Their head is adorned with a shield made entirely of horn, which is supported by large muscles that anchor to their humpback. Their tails also have rhino-like plating. Both are like duramboros.

Dalthydon are unusual for their production of milk, something dinosaurs can’t make as they lack sweat glands. It could be possible this structure is derived from a preening gland of some kind.

Banbaro: These heterodontosaurs inhabit regions with drastic seasonal differences.

These herbivores eat wood, other plants, and fungi which they ferment in their stomach.

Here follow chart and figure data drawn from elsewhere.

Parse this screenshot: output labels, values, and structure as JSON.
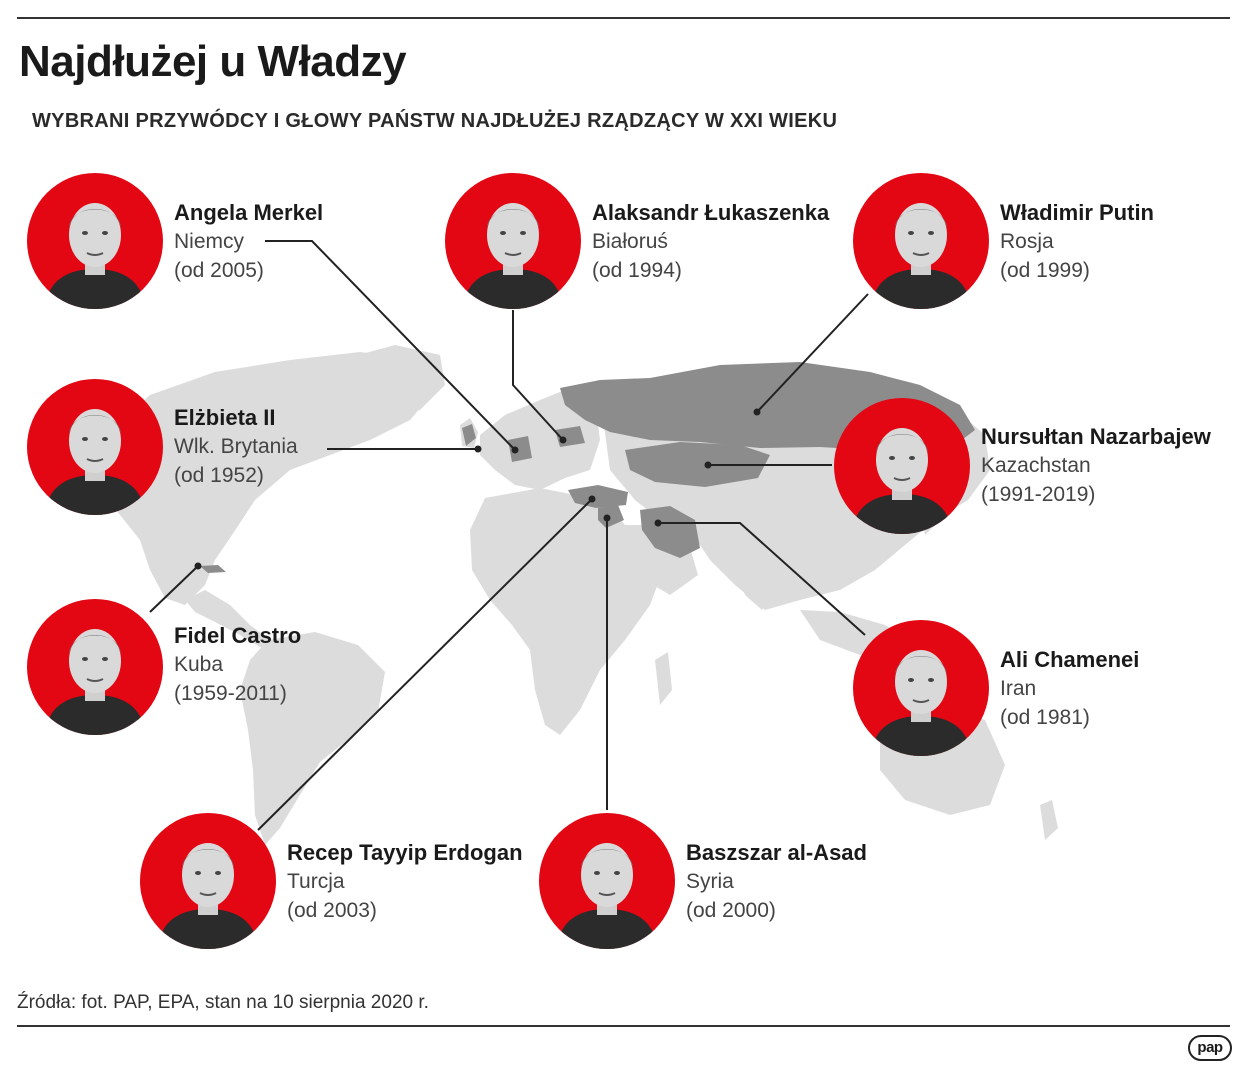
{
  "title": "Najdłużej u Władzy",
  "subtitle": "WYBRANI PRZYWÓDCY I GŁOWY PAŃSTW NAJDŁUŻEJ RZĄDZĄCY W XXI WIEKU",
  "leaders": [
    {
      "name": "Angela Merkel",
      "country": "Niemcy",
      "years": "(od 2005)"
    },
    {
      "name": "Alaksandr Łukaszenka",
      "country": "Białoruś",
      "years": "(od 1994)"
    },
    {
      "name": "Władimir Putin",
      "country": "Rosja",
      "years": "(od 1999)"
    },
    {
      "name": "Elżbieta II",
      "country": "Wlk. Brytania",
      "years": "(od 1952)"
    },
    {
      "name": "Nursułtan Nazarbajew",
      "country": "Kazachstan",
      "years": "(1991-2019)"
    },
    {
      "name": "Fidel Castro",
      "country": "Kuba",
      "years": "(1959-2011)"
    },
    {
      "name": "Ali Chamenei",
      "country": "Iran",
      "years": "(od 1981)"
    },
    {
      "name": "Recep Tayyip Erdogan",
      "country": "Turcja",
      "years": "(od 2003)"
    },
    {
      "name": "Baszszar al-Asad",
      "country": "Syria",
      "years": "(od 2000)"
    }
  ],
  "source": "Źródła: fot. PAP, EPA, stan na 10 sierpnia 2020 r.",
  "logo": "pap",
  "colors": {
    "accent": "#e30613",
    "map": "#dcdcdc",
    "highlight": "#8c8c8c",
    "line": "#222222"
  }
}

In terms of niche they’re like a more cold adapted Duramboros, and sport a thick coat of feathers and subcutaneous fat. During warmer periods they can raise their feathers and their carapace to better release heat. They also have a small nasal crest that lays flat but can be flipped up when angry as a form of display.

Duramboros, Banbaro, and their relatives all have hoofs, likely as a better method of shock absorption and weight bearing than normal toes.

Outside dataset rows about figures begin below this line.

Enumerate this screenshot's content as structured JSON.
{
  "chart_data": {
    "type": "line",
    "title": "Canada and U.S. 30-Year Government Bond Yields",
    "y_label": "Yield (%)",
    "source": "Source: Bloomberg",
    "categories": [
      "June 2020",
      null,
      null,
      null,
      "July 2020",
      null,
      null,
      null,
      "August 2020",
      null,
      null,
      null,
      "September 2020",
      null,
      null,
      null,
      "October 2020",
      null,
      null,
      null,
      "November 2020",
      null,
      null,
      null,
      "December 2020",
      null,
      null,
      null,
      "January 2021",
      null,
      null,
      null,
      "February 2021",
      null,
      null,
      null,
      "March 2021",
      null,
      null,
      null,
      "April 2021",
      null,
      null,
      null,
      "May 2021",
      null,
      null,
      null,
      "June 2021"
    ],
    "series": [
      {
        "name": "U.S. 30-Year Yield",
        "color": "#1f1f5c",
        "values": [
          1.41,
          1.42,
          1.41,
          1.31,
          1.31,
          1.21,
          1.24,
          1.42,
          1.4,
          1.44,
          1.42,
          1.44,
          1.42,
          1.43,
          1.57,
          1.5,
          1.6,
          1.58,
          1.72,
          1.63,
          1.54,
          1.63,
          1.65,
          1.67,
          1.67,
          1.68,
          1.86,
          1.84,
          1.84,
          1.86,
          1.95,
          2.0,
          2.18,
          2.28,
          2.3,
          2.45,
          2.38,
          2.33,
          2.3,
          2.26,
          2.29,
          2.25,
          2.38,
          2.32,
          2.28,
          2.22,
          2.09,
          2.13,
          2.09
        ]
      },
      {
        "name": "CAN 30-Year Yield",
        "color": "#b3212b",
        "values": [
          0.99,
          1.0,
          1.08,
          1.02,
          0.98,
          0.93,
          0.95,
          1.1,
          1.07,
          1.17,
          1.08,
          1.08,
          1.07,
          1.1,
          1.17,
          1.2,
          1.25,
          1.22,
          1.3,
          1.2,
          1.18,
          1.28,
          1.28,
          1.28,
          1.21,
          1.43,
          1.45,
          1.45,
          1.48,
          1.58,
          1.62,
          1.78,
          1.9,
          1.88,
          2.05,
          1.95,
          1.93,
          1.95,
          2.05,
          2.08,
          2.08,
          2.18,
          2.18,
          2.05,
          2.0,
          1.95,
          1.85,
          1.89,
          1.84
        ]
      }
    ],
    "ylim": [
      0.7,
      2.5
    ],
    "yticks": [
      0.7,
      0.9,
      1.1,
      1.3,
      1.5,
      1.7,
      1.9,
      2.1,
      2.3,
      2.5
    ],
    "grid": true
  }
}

Gastodon: A volcanic species with a puffy feather mane.

Both it and Kestodon have retained the predentary. Unlike the robust buffalo-like cranial structures of their relatives, their three curved horns are mostly for display but can gore threats.

Kestodon: A close relative to Gastodon with distinct sexual dimorphism and cranial anatomy.

Kestodons lack horns and instead have domeheads like pachycephalosaurs, and are used much the same way. Males are much bigger than females, and a typical heard consists of two sibling males and a small harem of females.

Other notes

Skull in the Jurassic frontier: A giant skull present within the Jurassic Frontier, its anatomy is unmistakably tyrannosaurid. But tyrannosaurids are no longer present in the world, meaning that they might have recently gone extinct. It’s possible that a radiation of kaiju sized tyrannosaurids were present within the world and were predators of other kaiju sized monsters such as the god wyverns or massive elders like Zorah, but may have gone extinct due to the decline in the diversity of massive monsters after the last ice age.